I am a father of a 10 month old son. I love to observe my son acquiring and developing new skills like crawling, responding to questions, and imitating other's behavior. Moreover, I was flabbergasted when I witnessed my son operating our TV remote.
As a recent development, I observed a new skill in him yesterday. He crawls on carpet freely with out any problem, he enjoys it. Yesterday, we (my wife and I) wanted to see how he would respond to crawling in grass. We left him in the middle of a small grass field. I think he felt the grass poking his palm and knees and then ,to our surprise, we saw him for the first time standing himself straight up without any support and stood up for at least 20 seconds and then carefully came down to a sitting position, maintaining the balance.

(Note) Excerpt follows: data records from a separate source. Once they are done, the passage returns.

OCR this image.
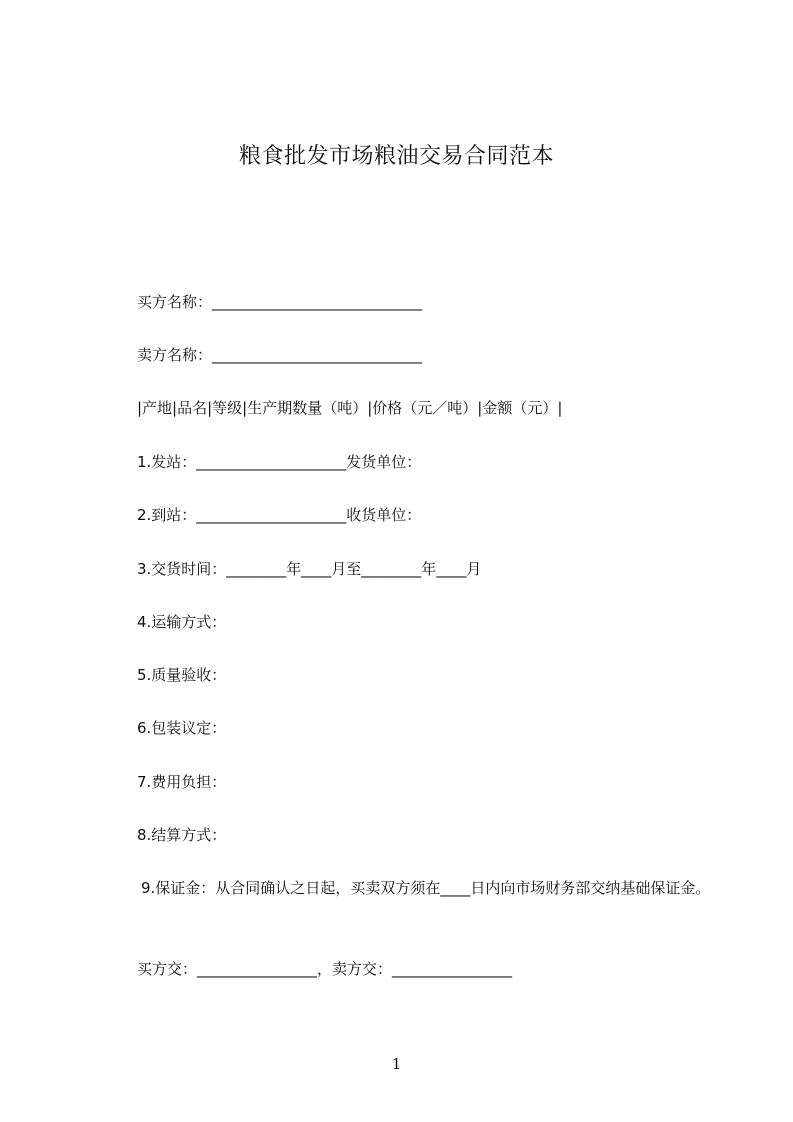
粮食批发市场粮油交易合同范本
买方名称：____________________________
卖方名称：____________________________
|产地|品名|等级|生产期数量（吨）|价格（元／吨）|金额（元）|
1.发站：____________________发货单位：
2.到站：____________________收货单位：
3.交货时间：________年____月至________年____月
4.运输方式：
5.质量验收：
6.包装议定：
7.费用负担：
8.结算方式：
9.保证金：从合同确认之日起，买卖双方须在____日内向市场财务部交纳基础保证金。
买方交：________________，卖方交：________________
1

Our jaw dropped with that sight. I could not believe that my son stood up without our or any thing's support. With that event, I totally forgot to capture the sight in my phone. I waited for 15 more minutes after that with my phone camera on to try capture the same sight again, but all in vain. He did not like the grass to crawl on, in the first attempt I guess.
Now my questions are:
How and when do infants & toddlers create or develop the "survival instinct"? By survival instinct I mean my son wanted to avoid the grass and instantly he got the instinct or a reflex to stand up.
Is this behavior part of the genetics of Homo Sapiens?
I am curious to know what else kids/infants/toddlers learn from instinct which was never taught to them?